Es ist noch ablenkungsfreier – sowohl für den Nutzenden als auch für andere im Raum. Menschen reden freier, wenn es keine Technik gibt und Notizen auf Papier sind größteils „akzeptiert“. Dass man anschließend alles „mitnimmt“, ist auch keine Seltenheit, oft macht man dann Screenshots. Der Vorteil beim Huion Note: Man vergisst es nicht und hat bei besonders vielen Seiten keinen (großen) Aufwand.
Denn heutzutage ist das Handy griffbereit, die Kamera auch, und ein Foto kann schnell mit der KI ausgelesen und in Text umgewandelt werden. Der Automatismus ist hier entscheidend. Reicht das als Zielgruppe? Lange habe ich mir gesagt: Nein!
Bis ich zu einer ganz anderen Zielgruppe gekommen bin. Menschen, die Notizen – egal welcher Art, ob nun Meetingnotizen, Rezepte oder Tagebücher – anfertigen und ein Backup wollen. Also: Man verwendet das Huion Note und synchronisiert 50 Seiten auf einmal. Wenn das Notizbuch voll ist, kann man es in den Schrank packen oder sogar entsorgen.
Mein Senf
Notizen sind – immer noch – wichtig und begleiten mich (vorwiegend) in meinem Arbeitsalltag. Viel zu oft mache ich keine Notizen und bereue es am Ende. Auf der anderen Seite bin ich technikinteressiert und liebe Digitalität. Das sorgt oft dafür, dass Stifte und Papier nicht in meinem Alltag zu finden sind.
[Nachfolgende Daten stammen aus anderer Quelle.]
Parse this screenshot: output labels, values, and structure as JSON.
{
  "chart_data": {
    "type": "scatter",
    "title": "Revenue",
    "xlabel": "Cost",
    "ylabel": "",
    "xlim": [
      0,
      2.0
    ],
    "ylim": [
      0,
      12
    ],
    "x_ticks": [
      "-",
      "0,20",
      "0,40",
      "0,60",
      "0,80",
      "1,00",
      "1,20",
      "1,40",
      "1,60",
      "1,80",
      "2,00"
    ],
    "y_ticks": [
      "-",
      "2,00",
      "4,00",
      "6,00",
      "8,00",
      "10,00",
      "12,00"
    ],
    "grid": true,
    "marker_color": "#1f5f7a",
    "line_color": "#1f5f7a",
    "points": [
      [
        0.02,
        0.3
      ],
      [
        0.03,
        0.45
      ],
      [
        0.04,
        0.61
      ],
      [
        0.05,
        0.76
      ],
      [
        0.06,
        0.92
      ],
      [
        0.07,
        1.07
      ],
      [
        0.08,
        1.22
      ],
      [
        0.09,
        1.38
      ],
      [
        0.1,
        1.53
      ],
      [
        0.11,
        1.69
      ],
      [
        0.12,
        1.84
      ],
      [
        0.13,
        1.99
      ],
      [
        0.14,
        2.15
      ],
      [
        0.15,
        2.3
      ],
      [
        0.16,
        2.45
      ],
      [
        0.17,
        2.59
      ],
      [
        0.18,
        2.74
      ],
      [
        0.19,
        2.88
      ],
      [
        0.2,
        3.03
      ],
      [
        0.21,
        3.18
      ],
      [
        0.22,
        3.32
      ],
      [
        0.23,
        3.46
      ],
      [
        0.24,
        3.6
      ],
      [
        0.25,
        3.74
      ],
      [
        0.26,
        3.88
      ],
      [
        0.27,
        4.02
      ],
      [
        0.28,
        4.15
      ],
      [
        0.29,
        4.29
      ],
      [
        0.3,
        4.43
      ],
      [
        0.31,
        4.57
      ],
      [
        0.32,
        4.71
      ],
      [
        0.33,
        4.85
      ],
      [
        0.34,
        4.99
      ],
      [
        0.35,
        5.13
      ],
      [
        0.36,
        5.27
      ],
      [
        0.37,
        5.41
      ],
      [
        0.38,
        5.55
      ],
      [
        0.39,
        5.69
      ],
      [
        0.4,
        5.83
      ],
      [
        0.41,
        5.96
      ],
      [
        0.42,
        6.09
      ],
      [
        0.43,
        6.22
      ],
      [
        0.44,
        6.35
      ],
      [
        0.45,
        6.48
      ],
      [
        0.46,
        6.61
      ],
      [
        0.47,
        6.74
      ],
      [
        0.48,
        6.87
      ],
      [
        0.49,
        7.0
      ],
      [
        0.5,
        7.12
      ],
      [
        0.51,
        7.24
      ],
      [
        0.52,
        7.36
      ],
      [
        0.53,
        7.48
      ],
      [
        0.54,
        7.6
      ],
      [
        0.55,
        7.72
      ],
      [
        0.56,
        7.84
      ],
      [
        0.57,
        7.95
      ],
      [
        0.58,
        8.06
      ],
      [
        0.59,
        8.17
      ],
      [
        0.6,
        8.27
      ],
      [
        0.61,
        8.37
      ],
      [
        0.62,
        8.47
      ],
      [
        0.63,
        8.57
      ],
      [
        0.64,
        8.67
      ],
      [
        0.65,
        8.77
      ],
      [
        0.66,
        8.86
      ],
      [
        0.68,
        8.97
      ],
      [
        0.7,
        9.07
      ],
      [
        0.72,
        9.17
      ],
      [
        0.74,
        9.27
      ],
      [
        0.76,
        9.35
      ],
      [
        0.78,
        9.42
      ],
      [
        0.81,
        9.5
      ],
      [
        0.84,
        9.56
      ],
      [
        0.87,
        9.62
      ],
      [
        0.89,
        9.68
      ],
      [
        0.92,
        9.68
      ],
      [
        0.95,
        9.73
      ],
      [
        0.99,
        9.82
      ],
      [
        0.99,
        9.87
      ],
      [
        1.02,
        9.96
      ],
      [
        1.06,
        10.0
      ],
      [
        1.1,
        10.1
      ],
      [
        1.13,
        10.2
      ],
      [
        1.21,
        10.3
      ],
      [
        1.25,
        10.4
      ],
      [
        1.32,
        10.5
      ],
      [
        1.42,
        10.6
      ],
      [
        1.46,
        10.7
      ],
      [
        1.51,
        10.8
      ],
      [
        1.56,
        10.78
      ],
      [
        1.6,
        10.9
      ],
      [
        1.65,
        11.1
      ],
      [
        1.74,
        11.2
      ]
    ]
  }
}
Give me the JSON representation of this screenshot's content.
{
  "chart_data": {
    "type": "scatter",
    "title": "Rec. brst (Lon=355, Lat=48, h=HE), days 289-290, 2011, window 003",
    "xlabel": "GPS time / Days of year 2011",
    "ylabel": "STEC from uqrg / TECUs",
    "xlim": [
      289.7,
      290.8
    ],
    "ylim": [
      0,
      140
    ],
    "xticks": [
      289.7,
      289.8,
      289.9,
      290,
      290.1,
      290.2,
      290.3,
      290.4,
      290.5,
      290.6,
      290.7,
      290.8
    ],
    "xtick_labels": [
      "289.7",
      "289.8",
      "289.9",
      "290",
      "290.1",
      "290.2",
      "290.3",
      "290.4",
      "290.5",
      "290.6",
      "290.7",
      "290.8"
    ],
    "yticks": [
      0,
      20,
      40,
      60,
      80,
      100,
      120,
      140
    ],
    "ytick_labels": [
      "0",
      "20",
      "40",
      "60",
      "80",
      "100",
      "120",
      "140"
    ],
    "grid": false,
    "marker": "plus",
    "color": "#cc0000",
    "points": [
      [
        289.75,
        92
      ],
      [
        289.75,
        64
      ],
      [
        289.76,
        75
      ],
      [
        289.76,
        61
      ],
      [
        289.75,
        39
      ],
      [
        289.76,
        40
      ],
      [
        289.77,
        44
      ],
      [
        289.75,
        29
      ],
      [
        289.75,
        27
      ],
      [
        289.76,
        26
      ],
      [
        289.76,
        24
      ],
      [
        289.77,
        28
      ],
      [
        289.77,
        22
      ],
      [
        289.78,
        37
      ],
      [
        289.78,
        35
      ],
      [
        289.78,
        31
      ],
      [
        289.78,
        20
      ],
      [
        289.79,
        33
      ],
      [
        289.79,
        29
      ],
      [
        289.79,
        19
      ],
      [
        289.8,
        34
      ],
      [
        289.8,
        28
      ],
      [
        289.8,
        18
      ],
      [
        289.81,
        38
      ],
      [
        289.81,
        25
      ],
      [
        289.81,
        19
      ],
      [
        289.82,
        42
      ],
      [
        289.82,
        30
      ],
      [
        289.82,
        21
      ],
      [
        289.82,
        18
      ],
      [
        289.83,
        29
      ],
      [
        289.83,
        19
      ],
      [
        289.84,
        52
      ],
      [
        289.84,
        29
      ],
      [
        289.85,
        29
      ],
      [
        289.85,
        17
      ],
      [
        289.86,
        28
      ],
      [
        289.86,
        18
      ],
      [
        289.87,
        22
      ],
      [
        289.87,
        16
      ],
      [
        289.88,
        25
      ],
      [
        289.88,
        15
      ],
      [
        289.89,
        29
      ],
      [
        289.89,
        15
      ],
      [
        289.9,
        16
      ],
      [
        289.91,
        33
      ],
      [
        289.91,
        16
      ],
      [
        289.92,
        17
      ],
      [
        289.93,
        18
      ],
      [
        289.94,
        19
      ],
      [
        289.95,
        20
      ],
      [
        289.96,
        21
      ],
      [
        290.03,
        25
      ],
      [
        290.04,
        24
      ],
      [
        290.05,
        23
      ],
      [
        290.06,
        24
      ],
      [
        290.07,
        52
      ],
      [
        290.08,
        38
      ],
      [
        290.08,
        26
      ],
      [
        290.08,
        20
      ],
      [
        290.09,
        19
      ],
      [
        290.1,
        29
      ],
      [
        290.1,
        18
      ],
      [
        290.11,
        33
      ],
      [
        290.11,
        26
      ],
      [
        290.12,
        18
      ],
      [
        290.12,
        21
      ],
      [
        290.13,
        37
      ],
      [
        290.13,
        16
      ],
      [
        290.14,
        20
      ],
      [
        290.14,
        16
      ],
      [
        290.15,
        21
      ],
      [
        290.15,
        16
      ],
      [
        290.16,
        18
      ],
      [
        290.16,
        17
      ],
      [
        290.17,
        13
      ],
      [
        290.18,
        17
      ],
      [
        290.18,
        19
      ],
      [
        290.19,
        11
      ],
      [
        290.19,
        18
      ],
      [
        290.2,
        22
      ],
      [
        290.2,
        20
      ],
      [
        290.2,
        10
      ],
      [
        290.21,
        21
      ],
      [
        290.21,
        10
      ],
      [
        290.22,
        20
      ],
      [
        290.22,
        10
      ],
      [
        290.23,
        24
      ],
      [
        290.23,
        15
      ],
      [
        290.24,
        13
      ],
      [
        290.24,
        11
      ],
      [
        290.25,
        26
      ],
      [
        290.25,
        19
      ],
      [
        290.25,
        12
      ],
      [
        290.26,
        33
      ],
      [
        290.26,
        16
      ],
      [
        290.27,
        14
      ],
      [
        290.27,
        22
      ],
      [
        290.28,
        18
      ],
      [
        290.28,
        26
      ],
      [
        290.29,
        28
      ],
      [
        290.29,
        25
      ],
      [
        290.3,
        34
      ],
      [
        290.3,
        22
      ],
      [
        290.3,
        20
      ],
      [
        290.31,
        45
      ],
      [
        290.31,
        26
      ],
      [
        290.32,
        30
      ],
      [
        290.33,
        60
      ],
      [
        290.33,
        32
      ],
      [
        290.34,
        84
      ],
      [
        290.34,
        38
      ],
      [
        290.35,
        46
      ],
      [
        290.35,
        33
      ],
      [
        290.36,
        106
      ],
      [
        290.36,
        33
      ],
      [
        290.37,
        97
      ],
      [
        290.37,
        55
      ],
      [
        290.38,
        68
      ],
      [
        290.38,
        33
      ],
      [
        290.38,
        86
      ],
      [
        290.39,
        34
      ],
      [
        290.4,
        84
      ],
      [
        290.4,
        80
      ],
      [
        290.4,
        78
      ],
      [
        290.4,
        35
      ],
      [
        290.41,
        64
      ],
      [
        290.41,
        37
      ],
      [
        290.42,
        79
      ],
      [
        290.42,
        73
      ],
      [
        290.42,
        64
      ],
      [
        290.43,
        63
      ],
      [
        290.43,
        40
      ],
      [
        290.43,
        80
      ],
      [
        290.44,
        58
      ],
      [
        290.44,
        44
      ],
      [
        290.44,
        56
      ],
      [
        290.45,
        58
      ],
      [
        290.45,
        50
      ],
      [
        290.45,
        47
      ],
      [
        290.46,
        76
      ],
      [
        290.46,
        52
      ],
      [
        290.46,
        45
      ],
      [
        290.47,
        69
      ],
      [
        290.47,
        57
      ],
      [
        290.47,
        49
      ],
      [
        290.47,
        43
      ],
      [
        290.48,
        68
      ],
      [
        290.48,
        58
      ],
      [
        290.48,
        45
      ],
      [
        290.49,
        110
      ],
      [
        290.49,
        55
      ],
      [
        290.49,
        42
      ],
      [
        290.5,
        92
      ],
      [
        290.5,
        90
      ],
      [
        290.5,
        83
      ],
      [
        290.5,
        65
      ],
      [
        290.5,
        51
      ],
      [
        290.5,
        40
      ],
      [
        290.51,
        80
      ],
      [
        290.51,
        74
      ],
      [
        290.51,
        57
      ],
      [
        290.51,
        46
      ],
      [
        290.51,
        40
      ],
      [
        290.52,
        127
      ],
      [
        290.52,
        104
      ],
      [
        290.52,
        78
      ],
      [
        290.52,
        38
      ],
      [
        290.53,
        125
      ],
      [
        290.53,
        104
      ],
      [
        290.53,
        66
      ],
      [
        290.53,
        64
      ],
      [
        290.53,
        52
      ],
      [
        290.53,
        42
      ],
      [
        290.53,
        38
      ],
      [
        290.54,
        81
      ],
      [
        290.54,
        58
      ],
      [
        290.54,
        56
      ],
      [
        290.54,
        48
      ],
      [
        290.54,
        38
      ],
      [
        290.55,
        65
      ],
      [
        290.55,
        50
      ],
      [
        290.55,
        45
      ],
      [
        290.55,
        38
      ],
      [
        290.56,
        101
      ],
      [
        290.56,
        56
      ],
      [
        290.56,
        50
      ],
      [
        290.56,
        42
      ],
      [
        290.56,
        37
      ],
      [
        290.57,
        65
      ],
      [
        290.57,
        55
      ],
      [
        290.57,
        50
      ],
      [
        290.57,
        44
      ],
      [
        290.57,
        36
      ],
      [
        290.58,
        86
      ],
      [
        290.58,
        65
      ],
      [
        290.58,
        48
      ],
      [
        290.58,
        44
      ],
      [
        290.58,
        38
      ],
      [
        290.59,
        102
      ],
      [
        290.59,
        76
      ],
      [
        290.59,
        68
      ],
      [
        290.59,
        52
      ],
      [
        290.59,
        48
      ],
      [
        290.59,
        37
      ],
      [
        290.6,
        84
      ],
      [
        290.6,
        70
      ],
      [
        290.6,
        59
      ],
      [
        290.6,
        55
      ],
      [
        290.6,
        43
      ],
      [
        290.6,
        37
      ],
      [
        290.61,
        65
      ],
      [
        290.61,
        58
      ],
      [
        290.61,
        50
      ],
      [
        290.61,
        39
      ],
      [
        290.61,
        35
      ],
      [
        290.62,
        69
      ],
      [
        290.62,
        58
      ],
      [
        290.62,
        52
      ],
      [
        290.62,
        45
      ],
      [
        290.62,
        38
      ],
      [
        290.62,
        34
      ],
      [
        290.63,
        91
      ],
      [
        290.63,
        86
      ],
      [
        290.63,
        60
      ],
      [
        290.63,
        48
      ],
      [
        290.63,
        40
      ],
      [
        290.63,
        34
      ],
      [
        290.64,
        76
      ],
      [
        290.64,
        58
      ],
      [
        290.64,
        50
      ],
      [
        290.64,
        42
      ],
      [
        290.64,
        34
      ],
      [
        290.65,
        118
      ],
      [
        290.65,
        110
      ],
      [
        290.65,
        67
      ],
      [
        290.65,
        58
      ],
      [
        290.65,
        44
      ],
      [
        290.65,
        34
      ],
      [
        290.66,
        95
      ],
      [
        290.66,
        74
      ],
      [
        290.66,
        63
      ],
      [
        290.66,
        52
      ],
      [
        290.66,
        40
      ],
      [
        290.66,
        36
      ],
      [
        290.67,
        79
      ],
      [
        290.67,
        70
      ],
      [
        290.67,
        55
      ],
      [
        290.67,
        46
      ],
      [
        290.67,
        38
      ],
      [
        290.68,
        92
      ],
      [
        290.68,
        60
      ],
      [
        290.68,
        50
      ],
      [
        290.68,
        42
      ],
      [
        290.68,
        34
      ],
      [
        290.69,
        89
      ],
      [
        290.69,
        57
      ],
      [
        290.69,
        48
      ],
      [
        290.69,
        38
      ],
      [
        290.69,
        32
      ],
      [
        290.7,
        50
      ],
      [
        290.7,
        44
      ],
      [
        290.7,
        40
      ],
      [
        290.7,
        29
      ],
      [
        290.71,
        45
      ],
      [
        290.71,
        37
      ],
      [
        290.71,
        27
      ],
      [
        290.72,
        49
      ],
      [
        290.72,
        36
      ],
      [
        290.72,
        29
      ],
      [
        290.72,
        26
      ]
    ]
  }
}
Das Huion Note ist wegen des Ansatzes mit dem Grafik-Tablet ganz anders. Ich finde es toll und weiß, dass es einige gibt, die diese analoge Variante sehr zu schätzen wissen. Für mich ist die Synchronisierung (bisher) zu fummelig und Papier zu starr. Soll heißen: Habe ich das Blatt Papier beschrieben, bleibt es da. Keine Korrektur, kein Verschieben oder Neu-Anordnen. Das kann für manche aber auch heilsam sein.
Ich bin nicht die Zielgruppe für das Gerät. Und dennoch macht es sehr viel Spaß, mit dem Gerät zu schreiben und zu sehen, wie die Seiten auf dem Handy erscheinen, oder sogar den Stift – der über dem Blatt schwebt – in der App live zu sehen, ist ein Genuss.
Abschließend muss ich noch einmal betonen, dass es verschiedene Menschen gibt. Man macht – gerade bei analogen Menschen – mit dem Huion Note keinen Fehler. Es ist im Zweifel sogar ein sehr passendes Gerät, auch beruflich kann es ein fehlendes Puzzlestück darstellen.